Question

Which of the following cannot be prepared by the reduction of either a ketone or an aldehyde with NaBH\(_4\) in methanol?

• A. 2-Butanol
• B. 2-Methyl 2-propanol
• C. 2-Methyl 1-propanol
• D. 1-Butanol
• E. 2-Phenylethanol

Hint:

Sodium borohydride (NaBH\(_4\)) selectively reduces aldehydes and ketones to alcohols. However, the formation of a compound like 2-methyl-2-propanol requires a different starting material, as it cannot be directly synthesized from a simple aldehyde or ketone.

Answer 1

The Correct Option is B

Step 1: Sodium borohydride (NaBH\(_4\)) is a selective reducing agent that is commonly used to reduce aldehydes and ketones to their corresponding alcohols. In methanol, NaBH\(_4\) will reduce the carbonyl group (\( C=O \)) of an aldehyde or ketone to a hydroxyl group (\( -OH \)).

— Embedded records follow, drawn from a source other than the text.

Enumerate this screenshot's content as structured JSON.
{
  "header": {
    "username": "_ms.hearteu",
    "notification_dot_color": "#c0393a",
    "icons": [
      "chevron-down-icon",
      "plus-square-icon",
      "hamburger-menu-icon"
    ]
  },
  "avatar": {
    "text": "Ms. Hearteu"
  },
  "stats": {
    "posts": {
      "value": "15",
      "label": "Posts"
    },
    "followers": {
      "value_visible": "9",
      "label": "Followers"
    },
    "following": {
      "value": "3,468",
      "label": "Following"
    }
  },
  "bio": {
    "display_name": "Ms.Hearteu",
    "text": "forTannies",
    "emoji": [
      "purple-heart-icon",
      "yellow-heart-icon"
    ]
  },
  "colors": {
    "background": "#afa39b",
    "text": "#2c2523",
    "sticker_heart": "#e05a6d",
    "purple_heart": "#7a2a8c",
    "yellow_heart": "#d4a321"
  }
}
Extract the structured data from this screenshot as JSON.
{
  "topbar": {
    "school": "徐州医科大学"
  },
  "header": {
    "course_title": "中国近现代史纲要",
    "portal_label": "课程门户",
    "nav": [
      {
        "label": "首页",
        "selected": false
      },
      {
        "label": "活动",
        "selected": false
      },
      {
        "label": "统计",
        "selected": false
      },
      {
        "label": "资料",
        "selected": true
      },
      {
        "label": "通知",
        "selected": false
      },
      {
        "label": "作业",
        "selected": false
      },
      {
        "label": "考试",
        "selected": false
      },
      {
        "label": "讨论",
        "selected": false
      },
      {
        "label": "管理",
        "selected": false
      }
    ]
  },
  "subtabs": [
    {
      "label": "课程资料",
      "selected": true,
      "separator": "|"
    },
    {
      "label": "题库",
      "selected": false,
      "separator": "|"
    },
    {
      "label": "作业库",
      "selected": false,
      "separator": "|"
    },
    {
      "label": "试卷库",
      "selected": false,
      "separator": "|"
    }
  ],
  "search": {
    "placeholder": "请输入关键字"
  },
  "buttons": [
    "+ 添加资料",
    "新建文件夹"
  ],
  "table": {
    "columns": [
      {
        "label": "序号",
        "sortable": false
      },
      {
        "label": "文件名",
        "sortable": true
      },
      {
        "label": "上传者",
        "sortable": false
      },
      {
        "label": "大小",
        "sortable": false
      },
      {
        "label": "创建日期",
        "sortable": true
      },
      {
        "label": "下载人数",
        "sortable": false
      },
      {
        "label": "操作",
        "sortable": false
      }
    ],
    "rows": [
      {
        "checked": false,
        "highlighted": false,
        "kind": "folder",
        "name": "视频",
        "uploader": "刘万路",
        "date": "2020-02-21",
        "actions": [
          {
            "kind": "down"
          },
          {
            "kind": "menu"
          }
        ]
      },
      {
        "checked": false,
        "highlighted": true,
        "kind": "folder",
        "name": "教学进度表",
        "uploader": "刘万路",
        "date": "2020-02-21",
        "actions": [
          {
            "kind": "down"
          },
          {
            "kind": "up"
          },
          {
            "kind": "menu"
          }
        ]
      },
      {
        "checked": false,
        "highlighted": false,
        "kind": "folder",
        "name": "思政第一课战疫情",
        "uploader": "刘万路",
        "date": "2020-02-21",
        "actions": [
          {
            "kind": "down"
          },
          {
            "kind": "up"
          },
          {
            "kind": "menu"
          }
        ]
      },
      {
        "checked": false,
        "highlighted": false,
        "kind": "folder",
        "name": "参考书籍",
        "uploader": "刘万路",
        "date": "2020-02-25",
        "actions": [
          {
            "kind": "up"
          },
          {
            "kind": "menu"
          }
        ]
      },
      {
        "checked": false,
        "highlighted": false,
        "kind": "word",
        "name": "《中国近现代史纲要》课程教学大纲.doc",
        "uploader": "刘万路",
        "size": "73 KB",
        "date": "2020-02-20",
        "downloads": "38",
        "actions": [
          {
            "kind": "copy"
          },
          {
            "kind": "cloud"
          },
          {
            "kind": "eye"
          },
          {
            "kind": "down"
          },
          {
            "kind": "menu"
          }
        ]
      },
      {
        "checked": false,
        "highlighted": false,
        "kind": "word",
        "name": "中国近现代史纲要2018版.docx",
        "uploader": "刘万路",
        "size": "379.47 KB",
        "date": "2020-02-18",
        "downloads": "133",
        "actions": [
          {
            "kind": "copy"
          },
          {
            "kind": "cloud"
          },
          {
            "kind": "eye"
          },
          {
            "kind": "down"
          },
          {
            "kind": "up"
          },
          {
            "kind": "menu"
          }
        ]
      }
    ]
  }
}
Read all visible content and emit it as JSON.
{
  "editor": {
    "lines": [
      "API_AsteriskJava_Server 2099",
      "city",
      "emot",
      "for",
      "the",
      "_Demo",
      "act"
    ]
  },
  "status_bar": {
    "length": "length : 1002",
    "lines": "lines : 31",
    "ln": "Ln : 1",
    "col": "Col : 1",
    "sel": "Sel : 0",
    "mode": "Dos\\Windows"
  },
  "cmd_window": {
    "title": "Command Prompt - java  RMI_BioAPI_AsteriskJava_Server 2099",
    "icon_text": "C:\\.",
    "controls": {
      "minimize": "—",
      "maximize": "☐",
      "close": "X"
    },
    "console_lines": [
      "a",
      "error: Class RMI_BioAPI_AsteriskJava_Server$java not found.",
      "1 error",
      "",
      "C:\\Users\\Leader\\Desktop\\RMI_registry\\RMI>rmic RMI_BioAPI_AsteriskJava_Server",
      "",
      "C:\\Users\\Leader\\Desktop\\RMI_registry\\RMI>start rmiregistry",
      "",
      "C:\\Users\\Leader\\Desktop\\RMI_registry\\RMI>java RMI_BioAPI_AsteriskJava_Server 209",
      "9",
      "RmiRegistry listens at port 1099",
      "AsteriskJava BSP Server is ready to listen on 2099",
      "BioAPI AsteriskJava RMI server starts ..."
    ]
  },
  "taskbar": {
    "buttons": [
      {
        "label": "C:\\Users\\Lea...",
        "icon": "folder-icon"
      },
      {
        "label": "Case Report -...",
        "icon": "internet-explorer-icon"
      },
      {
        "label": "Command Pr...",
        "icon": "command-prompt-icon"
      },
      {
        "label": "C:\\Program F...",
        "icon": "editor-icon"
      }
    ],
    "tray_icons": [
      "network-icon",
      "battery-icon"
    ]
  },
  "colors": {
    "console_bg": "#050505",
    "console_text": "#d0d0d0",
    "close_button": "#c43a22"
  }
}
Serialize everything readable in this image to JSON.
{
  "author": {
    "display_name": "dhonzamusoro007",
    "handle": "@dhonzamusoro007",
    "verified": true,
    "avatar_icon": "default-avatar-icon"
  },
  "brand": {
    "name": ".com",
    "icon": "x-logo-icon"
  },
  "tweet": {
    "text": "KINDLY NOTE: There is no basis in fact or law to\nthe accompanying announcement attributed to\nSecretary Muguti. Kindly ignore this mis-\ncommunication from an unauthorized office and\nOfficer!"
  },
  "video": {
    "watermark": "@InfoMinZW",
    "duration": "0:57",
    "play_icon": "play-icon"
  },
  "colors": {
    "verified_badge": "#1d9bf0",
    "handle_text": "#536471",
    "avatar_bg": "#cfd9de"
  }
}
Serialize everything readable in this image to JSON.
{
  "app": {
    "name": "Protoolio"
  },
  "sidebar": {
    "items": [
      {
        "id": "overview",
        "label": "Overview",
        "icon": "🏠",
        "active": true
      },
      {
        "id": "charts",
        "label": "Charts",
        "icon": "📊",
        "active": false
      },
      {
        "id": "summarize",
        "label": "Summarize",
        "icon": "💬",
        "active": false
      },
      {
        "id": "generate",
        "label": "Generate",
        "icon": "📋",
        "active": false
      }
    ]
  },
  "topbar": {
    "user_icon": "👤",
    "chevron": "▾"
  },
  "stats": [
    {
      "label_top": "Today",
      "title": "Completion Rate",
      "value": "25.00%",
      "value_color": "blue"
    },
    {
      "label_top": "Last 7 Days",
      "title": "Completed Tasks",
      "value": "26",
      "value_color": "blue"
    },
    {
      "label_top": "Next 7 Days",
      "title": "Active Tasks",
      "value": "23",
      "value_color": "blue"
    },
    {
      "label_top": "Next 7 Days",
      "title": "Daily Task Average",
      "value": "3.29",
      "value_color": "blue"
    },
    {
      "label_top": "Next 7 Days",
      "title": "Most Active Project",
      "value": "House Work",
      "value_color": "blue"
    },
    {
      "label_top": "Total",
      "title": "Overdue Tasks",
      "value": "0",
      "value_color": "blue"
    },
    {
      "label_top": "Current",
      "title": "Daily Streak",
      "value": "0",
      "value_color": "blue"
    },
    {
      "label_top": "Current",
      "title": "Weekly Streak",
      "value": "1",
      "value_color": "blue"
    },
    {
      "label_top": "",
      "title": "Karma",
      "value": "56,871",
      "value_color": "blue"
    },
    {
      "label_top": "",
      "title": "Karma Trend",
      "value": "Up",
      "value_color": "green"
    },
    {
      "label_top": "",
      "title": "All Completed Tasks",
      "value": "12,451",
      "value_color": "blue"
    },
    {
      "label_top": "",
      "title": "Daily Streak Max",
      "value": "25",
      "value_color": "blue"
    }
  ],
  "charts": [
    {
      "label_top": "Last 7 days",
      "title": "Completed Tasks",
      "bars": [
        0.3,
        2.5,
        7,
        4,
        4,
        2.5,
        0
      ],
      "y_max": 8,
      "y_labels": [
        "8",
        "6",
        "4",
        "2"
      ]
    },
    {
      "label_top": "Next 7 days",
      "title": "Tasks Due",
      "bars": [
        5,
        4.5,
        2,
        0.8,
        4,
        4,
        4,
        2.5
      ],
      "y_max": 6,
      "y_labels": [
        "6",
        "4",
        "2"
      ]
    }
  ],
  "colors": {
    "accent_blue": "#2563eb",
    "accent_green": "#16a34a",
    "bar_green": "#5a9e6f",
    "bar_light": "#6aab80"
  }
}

Step 2: Let's examine each option:

- Option (A) 2-Butanol: This can be prepared by reducing 2-butanone (a ketone) with NaBH\(_4\) in methanol, resulting in 2-butanol.

- Option (C) 2-Methyl-1-propanol: This can be prepared by reducing 2-methylpropanal (an aldehyde) with NaBH\(_4\) in methanol, resulting in 2-methyl-1-propanol.

- Option (D) 1-Butanol: This can be prepared by reducing butanal (an aldehyde) with NaBH\(_4\) in methanol, resulting in 1-butanol.

- Option (E) 2-Phenylethanol: This can be prepared by reducing acetophenone (a ketone) with NaBH\(_4\) in methanol, resulting in 2-phenylethanol.

Step 3: Option (B) 2-Methyl-2-propanol cannot be prepared by the reduction of either a ketone or an aldehyde because there is no simple aldehyde or ketone that can be reduced to 2-methyl-2-propanol. The structure of 2-methyl-2-propanol requires a tert-butyl group, which is not achievable through the reduction of simple aldehydes or ketones with NaBH\(_4\).

Thus, the correct answer is option (B).